Matt Bevin, a potential Tea Party challenger to Sen. Mitch McConnell (R-Ky.), confirmed on Tuesday that he has met with groups in Kentucky about launching a Senate bid, but has not made a final decision.
"As a point of clarification, Matt has made no final decision with respect to this race. He has, however, met in recent weeks with various individuals and groups who have expressed their frustration with their current representation in Washington DC and have encouraged him to consider entering the race," reads an email sent "on behalf of Matt Bevin" by Amy Lowe.
"These meetings, together with the recent reaction to the possibility of a primary race, have served to reaffirm the general sense of political disenchantment among many voters in Kentucky that has been widely reflected in recent articles and polls," she wrote.
The Hill reported Monday that Bevin had been in touch with local Tea Party leaders about potentially launching a bid.
Sarah Duran, president of the Louisville Tea Party, told The Hill that Bevin had been in touch with her over the phone to discuss his run multiple times over the past few weeks, and that he met with the group two weeks ago to discuss his interest in the race.
"We met with him to just discuss our feelings about the Senator, our feelings about someone running against him, what the challenges would be, the risks involved," she said.
Lowe's email said that Bevin is unavailable to discuss his plans further, as he's currently in Ethiopia working on humanitarian projects, "one involving security at orphanages and one related to improving the quality of veterinary science in that country," and will later travel to Istanbul, Turkey, for a conference.
But the email indicates Bevin will continue to explore interest in his potential bid, and asks for feedback via email.
"In the days ahead, he intends to continue listening to his fellow Kentuckians in order to better understand their concerns.
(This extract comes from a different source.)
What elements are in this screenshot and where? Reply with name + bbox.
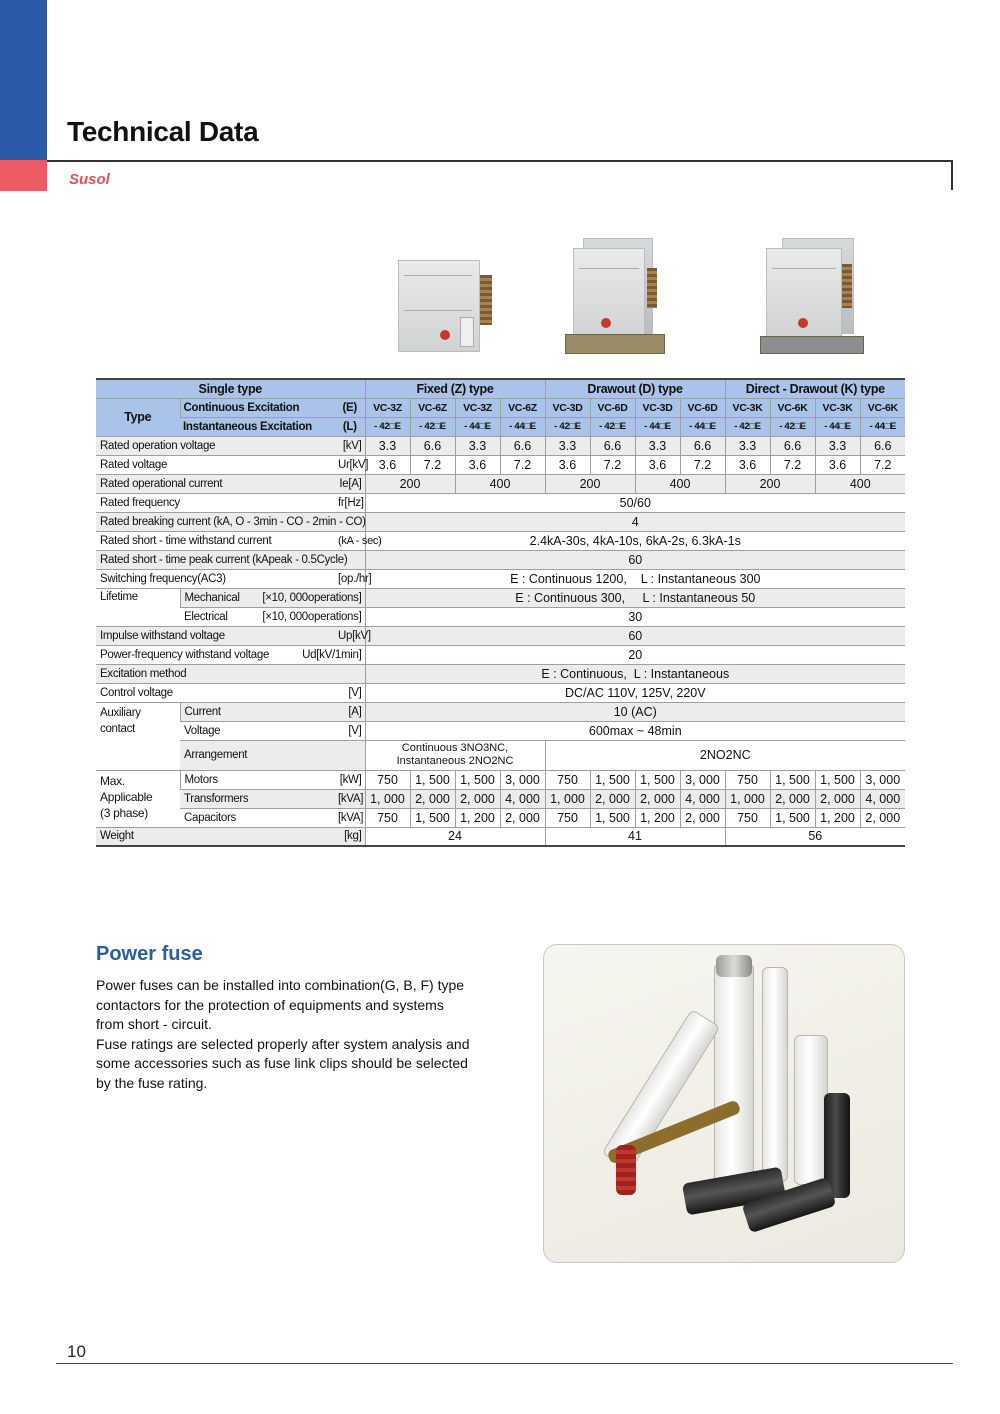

In this way he will ultimately be able to make a fully informed decision about whether or not to enter this race," Lowe wrote.
Bevin is the owner of Bevin Brothers Manufacturing, a Connecticut bell-making company founded 160 years ago. He previously worked as CEO of Integrity Asset Management, an investment management firm with offices in Kentucky, and serves as a partner and adviser to Waycross.
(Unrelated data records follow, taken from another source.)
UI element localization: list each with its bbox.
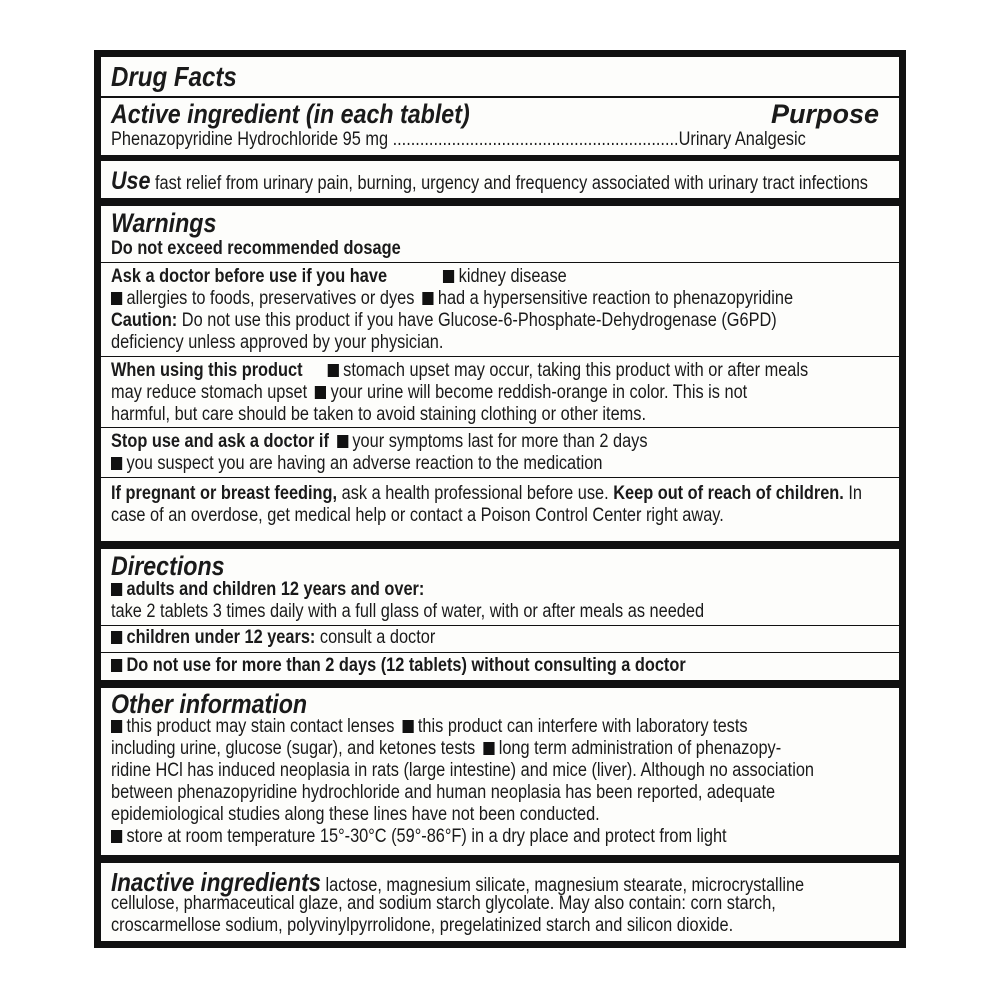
when-using-line-3: harmful, but care should be taken to avoid staining clothing or other items. bbox=[111, 404, 646, 425]
inactive-ingredients-section bbox=[101, 863, 899, 941]
when-using-line-1: stomach upset may occur, taking this product with or after meals bbox=[343, 360, 809, 381]
other-line-5: epidemiological studies along these lines have not been conducted. bbox=[111, 804, 600, 825]
bullet-icon bbox=[337, 435, 348, 448]
bullet-icon bbox=[111, 720, 122, 733]
bullet-icon bbox=[328, 364, 339, 377]
stop-use-label: Stop use and ask a doctor if bbox=[111, 431, 329, 452]
usage-limit: Do not use for more than 2 days (12 tablets) without consulting a doctor bbox=[126, 655, 686, 676]
purpose-heading: Purpose bbox=[770, 99, 879, 129]
bullet-icon bbox=[111, 830, 122, 843]
keep-out-warning: Keep out of reach of children. bbox=[613, 483, 844, 504]
bullet-icon bbox=[111, 659, 122, 672]
drug-facts-title: Drug Facts bbox=[111, 61, 237, 92]
pregnant-text: ask a health professional before use. bbox=[341, 483, 609, 504]
children-text: consult a doctor bbox=[319, 627, 436, 648]
bullet-icon bbox=[402, 720, 413, 733]
bullet-icon bbox=[422, 292, 433, 305]
active-ingredient-heading: Active ingredient (in each tablet) bbox=[111, 99, 470, 129]
storage-instructions: store at room temperature 15°-30°C (59°-86°F) in a dry place and protect from light bbox=[126, 826, 727, 847]
use-section bbox=[101, 161, 899, 198]
stop-item-adverse: you suspect you are having an adverse reaction to the medication bbox=[126, 453, 603, 474]
directions-heading: Directions bbox=[111, 551, 225, 581]
inactive-ingredients-heading: Inactive ingredients bbox=[111, 867, 322, 897]
other-line-1a: this product may stain contact lenses bbox=[126, 716, 395, 737]
when-using-line-2b: your urine will become reddish-orange in color. This is not bbox=[330, 382, 748, 403]
inactive-line-1: lactose, magnesium silicate, magnesium stearate, microcrystalline bbox=[325, 875, 805, 896]
adults-dosage: take 2 tablets 3 times daily with a full glass of water, with or after meals as needed bbox=[111, 601, 705, 622]
caution-line-2: deficiency unless approved by your physician. bbox=[111, 332, 444, 353]
when-using-line-2a: may reduce stomach upset bbox=[111, 382, 308, 403]
ask-item-allergies: allergies to foods, preservatives or dyes bbox=[126, 288, 415, 309]
ask-item-hypersensitive: had a hypersensitive reaction to phenazopyridine bbox=[437, 288, 794, 309]
warnings-heading: Warnings bbox=[111, 208, 217, 238]
other-information-heading: Other information bbox=[111, 689, 308, 719]
in-word: In bbox=[848, 483, 863, 504]
bullet-icon bbox=[111, 292, 122, 305]
other-line-3: ridine HCl has induced neoplasia in rats (large intestine) and mice (liver). Although no association bbox=[111, 760, 814, 781]
purpose-value: Urinary Analgesic bbox=[678, 129, 806, 150]
overdose-text: case of an overdose, get medical help or contact a Poison Control Center right away. bbox=[111, 505, 724, 526]
bullet-icon bbox=[111, 457, 122, 470]
other-line-2b: long term administration of phenazopy- bbox=[498, 738, 782, 759]
caution-line-1: Do not use this product if you have Glucose-6-Phosphate-Dehydrogenase (G6PD) bbox=[181, 310, 777, 331]
when-using-label: When using this product bbox=[111, 360, 303, 381]
bullet-icon bbox=[111, 583, 122, 596]
directions-section bbox=[101, 549, 899, 680]
leader-dots: ............................................................... bbox=[392, 129, 679, 150]
warnings-section bbox=[101, 206, 899, 541]
pregnant-label: If pregnant or breast feeding, bbox=[111, 483, 338, 504]
active-ingredient-name: Phenazopyridine Hydrochloride 95 mg bbox=[111, 129, 389, 150]
dosage-warning: Do not exceed recommended dosage bbox=[111, 238, 401, 259]
use-text: fast relief from urinary pain, burning, urgency and frequency associated with urinary tract infections bbox=[154, 173, 868, 194]
active-ingredient-section bbox=[101, 57, 899, 155]
other-line-1b: this product can interfere with laboratory tests bbox=[417, 716, 748, 737]
other-information-section bbox=[101, 688, 899, 855]
ask-item-kidney: kidney disease bbox=[458, 266, 567, 287]
bullet-icon bbox=[443, 270, 454, 283]
ask-doctor-label: Ask a doctor before use if you have bbox=[111, 266, 388, 287]
bullet-icon bbox=[111, 631, 122, 644]
caution-label: Caution: bbox=[111, 310, 178, 331]
other-line-2a: including urine, glucose (sugar), and ketones tests bbox=[111, 738, 476, 759]
use-heading: Use bbox=[111, 167, 151, 195]
bullet-icon bbox=[315, 386, 326, 399]
inactive-line-3: croscarmellose sodium, polyvinylpyrrolidone, pregelatinized starch and silicon dioxide. bbox=[111, 915, 734, 936]
bullet-icon bbox=[483, 742, 494, 755]
inactive-line-2: cellulose, pharmaceutical glaze, and sodium starch glycolate. May also contain: corn starch, bbox=[111, 893, 776, 914]
drug-facts-panel bbox=[94, 50, 906, 948]
adults-label: adults and children 12 years and over: bbox=[126, 579, 425, 600]
stop-item-symptoms: your symptoms last for more than 2 days bbox=[352, 431, 648, 452]
children-label: children under 12 years: bbox=[126, 627, 316, 648]
other-line-4: between phenazopyridine hydrochloride and human neoplasia has been reported, adequate bbox=[111, 782, 776, 803]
His personal wealth would be an advantage running against McConnell, who has more than $7 million cash on hand and is is actively fundraising in preparation for 2014.
Going into 2014, however, Kentuckians involved in both Democratic and Republican politics believe McConnell could be vulnerable to challenges.
A recent survey from Democratic firm Public Policy Polling revealed him to be the least popular senator in the nation, and a poll from Republican firm Harper Polling showed one prominent potential Democratic contender, actress Ashley Judd, just 9 percentage points behind him.
Tea Party groups, too, have long been mulling a challenge to McConnell, and have yet to find a challenger, but Duran expressed optimism about Bevin's chances in a primary.
"I think he would be a very formidable candidate. I think that he would have a chance of possibly beating McConnell in the primary. He knows that we like him and we think he's great," she said.